- O Globo
Déficit este ano deve ser R$ 40 bilhões menor, ainda assim, não será fácil para o próximo governo acabar com o vermelho nas contas públicas
O governo Jair Bolsonaro vai assumir tendo que enfrentar um vermelho forte nas contas públicas, o ajuste que precisa ser feito é de quatro pontos do PIB ou R $300 bilhões. O espaço para corte de gastos existe, mas é pequeno. Haverá uma boa notícia, de certa forma, a atual administração deve terminar o ano comum déficit de R $120 bilhões, que é R $40 bilhões menor do que está previsto no Orçamento. Se a nova equipe quiser dar um sinal bom e realista poderias e comprometerem levar para R $100 bilhões. Mas o programa prometeu acabar como vermelho em um ano. Isso é mais difícil.
A análise detalhada das armas para vencer o vermelho, que se espalhou nas contas públicas a partir de 2014, mostra um caminho penoso. Nada mudará de cor apenas porque o governo será outro.
O economista Paulo Guedes falou durante a campanha que havia mais dinheiro do que se imagina em alguns lugares e deu exemplos.
Um deles é a privatização, mas agora as empresas que poderiam dar bons ganhos saíram da lista. O Orçamento do ano que vem prevê R$ 12 bilhões de receita com a venda das ações da Eletrobras, mas até isso o presidente eleito Jair Bolsonaro já disse que não fará. Bolsonaro fará o oposto do que quer: aumentará o vermelho, que já é bem tinto. Assim, se não vender a estatal, terá que cortar em outras despesas bem no começo do ano.
Outra ideia que o economista Paulo Guedes chegou a mencionar como arma contra o vermelho não vai funcionar: a devolução de parte do dinheiro que foi transferido para o BNDES. A devolução está sendo feita, isso é bom e uma parte virá no ano que vem. O problema é que o dinheiro só pode ser usado para abatimento da dívida. Isso ajuda indiretamente, e tem que ser mesmo a meta, mas não é arma para reduzir o vermelho no Orçamento.

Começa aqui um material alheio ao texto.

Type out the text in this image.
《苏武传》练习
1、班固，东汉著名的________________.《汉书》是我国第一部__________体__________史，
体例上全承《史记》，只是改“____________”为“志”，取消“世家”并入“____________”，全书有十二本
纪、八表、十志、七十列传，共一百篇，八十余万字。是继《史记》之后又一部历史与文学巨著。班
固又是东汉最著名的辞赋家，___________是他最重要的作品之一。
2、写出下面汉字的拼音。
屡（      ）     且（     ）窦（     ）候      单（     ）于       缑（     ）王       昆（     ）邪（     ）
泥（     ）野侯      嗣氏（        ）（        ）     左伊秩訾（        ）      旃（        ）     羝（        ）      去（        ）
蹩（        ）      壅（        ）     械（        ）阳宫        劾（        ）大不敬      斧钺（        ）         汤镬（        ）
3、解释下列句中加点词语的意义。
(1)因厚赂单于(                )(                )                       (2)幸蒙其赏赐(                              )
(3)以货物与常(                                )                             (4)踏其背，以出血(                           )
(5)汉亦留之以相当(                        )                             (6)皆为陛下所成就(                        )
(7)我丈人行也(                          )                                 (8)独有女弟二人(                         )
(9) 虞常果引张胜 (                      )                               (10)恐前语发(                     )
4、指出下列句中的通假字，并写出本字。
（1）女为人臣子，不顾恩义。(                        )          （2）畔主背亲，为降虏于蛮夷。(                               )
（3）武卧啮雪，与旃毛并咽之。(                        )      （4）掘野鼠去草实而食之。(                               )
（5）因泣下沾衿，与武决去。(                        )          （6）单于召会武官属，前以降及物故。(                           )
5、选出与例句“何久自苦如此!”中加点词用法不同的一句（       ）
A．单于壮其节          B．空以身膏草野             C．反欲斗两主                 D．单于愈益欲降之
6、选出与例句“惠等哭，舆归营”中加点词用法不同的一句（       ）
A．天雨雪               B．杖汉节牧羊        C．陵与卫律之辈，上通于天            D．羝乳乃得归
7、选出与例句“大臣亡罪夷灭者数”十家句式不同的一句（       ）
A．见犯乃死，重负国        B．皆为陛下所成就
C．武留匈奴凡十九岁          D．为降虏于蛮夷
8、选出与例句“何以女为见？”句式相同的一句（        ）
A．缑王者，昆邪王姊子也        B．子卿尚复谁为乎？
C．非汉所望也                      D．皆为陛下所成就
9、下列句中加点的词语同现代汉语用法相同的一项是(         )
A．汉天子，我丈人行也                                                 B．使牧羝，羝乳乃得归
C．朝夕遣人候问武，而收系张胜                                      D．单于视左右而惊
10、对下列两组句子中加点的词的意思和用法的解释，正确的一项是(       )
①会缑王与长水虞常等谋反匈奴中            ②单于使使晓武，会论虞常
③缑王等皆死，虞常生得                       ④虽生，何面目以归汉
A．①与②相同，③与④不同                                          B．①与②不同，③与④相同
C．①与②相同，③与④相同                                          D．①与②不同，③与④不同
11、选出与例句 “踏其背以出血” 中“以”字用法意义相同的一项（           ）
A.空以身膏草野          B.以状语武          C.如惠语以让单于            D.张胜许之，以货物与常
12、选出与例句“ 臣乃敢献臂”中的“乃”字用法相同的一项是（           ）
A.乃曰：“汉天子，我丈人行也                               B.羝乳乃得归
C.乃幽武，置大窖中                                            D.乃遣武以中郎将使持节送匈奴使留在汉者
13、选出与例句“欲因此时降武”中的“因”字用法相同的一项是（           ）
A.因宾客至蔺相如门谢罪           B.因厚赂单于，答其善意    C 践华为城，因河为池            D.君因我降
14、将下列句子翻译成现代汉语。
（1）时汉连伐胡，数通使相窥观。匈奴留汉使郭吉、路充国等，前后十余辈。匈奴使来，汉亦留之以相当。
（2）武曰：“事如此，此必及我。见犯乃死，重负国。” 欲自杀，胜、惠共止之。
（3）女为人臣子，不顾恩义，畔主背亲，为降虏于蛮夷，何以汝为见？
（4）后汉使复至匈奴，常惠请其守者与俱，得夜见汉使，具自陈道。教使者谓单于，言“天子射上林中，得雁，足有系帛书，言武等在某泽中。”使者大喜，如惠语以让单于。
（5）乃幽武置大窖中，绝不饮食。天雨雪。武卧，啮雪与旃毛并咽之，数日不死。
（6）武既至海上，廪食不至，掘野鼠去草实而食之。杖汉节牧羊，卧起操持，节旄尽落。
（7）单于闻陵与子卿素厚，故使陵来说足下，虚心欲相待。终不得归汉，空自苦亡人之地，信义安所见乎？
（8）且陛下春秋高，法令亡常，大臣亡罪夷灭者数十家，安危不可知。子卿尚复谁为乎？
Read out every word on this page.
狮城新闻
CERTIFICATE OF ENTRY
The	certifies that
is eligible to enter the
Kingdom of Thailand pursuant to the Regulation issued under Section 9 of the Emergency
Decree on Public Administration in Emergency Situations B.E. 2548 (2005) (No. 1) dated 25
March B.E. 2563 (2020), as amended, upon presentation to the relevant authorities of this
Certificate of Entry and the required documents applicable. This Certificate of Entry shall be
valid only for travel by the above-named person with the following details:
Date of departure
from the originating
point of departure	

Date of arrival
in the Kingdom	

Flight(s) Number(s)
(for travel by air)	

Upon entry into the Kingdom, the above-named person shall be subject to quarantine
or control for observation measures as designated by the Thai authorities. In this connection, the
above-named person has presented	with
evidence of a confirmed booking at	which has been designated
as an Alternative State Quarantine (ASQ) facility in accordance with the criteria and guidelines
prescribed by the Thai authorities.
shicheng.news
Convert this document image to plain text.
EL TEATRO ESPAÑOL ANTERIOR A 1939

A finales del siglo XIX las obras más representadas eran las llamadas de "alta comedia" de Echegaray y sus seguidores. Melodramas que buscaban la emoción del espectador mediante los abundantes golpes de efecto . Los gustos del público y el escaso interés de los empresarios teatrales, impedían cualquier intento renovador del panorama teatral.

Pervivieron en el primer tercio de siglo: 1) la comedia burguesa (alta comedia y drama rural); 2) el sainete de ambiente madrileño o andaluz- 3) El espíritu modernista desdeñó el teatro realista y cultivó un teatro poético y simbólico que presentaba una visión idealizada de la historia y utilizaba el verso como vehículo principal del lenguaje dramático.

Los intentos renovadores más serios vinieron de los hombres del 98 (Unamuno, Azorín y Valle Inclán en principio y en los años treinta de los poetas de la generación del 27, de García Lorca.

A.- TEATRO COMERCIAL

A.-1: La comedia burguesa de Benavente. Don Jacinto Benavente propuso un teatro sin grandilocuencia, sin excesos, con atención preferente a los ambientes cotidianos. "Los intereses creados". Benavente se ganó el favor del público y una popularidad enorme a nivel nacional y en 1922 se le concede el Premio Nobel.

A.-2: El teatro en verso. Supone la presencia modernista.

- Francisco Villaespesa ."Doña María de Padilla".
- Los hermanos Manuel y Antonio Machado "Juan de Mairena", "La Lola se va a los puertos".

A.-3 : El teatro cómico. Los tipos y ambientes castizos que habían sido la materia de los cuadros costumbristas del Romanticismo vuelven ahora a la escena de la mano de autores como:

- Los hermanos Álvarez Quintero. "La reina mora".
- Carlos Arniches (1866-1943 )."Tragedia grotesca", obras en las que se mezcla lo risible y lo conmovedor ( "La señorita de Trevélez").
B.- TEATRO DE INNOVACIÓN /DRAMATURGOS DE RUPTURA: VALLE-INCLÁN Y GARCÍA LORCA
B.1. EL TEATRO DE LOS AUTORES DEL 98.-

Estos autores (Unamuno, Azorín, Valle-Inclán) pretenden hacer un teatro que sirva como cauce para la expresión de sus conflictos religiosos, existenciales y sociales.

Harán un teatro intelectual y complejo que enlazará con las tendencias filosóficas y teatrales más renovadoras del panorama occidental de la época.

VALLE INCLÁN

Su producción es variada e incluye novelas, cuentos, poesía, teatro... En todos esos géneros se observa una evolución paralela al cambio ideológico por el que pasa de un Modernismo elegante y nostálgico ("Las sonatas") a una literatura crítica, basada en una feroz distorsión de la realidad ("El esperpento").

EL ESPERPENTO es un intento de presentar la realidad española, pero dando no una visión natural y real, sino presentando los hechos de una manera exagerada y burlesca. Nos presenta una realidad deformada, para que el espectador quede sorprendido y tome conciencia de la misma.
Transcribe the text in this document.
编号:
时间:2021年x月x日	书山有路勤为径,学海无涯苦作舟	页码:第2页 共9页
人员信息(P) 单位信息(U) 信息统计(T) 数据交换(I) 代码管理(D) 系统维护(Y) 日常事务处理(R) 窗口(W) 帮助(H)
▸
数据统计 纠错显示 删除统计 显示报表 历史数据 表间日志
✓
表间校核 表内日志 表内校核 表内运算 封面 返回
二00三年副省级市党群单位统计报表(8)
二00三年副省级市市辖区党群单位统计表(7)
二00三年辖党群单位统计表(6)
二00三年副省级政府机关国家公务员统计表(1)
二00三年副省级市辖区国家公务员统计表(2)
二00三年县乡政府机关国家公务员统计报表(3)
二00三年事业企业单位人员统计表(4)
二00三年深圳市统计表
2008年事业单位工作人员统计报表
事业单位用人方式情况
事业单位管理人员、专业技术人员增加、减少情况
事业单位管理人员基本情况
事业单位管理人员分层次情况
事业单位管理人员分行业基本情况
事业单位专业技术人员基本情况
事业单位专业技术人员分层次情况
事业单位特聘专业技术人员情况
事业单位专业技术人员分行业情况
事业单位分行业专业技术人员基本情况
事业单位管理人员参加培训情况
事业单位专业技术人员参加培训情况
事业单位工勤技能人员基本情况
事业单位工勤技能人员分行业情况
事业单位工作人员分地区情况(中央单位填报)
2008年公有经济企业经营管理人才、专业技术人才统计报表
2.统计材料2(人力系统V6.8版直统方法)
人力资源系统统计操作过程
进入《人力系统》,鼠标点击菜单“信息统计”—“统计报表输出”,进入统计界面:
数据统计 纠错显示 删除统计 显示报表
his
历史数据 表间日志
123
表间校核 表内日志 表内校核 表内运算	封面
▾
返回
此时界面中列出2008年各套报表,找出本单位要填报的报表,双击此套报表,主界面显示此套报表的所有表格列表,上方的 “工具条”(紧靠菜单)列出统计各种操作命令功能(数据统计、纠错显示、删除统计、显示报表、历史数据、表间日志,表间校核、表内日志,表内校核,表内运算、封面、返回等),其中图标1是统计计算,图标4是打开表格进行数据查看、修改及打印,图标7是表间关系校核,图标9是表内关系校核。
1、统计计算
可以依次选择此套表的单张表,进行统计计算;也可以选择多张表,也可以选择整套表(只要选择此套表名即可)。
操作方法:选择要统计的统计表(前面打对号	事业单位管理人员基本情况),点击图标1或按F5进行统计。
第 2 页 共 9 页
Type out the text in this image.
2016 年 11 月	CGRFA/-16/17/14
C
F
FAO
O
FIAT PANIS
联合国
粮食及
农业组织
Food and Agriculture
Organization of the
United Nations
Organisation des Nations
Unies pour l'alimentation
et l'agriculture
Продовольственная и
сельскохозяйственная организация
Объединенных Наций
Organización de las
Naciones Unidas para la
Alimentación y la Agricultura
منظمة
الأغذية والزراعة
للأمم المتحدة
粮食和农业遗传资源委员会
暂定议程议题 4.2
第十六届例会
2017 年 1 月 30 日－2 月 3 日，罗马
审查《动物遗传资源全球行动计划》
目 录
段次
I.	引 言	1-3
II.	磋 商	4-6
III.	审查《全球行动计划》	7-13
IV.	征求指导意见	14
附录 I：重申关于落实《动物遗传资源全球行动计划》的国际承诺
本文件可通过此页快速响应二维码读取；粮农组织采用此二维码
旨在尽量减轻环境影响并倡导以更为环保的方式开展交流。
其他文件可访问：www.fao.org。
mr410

Há uma grande expectativa em torno do leilão do excedente da cessão onerosa. Um mega leilão de 9 bilhões de barris. Coisa grande mesmo, que pode arrecadar R$ 100 bilhões. Porém —e os recém-chegados vão logo descobrir que há muitos poréns na luta contra os vermelhos — o TCU pode decidir que o leilão não seja feito na forma de concessão. O TCU tem entendido que qualquer área próxima de um campo que já foi licitado pelo regime de partilha tem que ser pelo mesmo regime. Pode parecer meio extraterreno esse argumento, mas foi assim no campo de Saturno. Sendo por partilha, reduz muito o ganho inicial. Qualquer que seja o regime, esse tipo de receita, extraordinária, na melhor das hipóteses vence o vermelho temporariamente. Para realmente atacar o vermelho será preciso fazer reformas mais permanentes.
O presidente eleito, Jair Bolsonaro, disse ontem, nas suas diversas entrevistas, que tentará aprovar este ano a reforma da Previdência. Mas em parte. Não disse qual. O futuro chefe da Casa Civil, Onyx Lorenzoni, é contra quase todas as partes da atual reforma. De qualquer maneira, se fosse aprovada este ano na Câmara teria que ir ao Senado. E se tudo for aprovado terá pouco ganho de curto prazo. Mas, de fato, a reforma da Previdência é uma grande arma contra o vermelho de longo prazo.
Outra ideia que foi pensada no QG do novo presidente é a de reduzir o abono salarial para os que ganham um salário mínimo. Isso pode reduzir o gasto em R$ 20 bilhões por ano, mas se for aprovado no ano que vem só valerá em 2020 porque o que é pago num ano é o devido do ano anterior. Ou seja, o de 2019 já está garantido.
E cortar despesas pura e simples? Tesoura afiada nos gastos? Bom, o total do que o governo pode mexer é um percentual cada vez menor, como se sabe. O resto é despesa obrigatória. Tem uma ideia que fez muito sucesso na campanha eleitoral em todos os programas: acabar, ou diminuir, as renúncias tributárias. É difícil e dá muita dor de cabeça. Temer tentou acabar com o subsídio ao IPI de xarope de refrigerantes na Zona Franca de Manaus, que custa R$ 1,6 bilhão. Cortou e teve que recuar. Vai cair, mas mais devagar. O maior custo nessa lista é o Simples. Bolsonaro comprará essa briga?
Acabar com o vermelho —das contas públicas —é importante e beneficiaria o país. Mas é preciso um plano inteligente, uma estratégia de longo prazo, e operações táticas para desarmar as bombas fiscais que vão sendo armadas pelo fogo amigo no Congresso.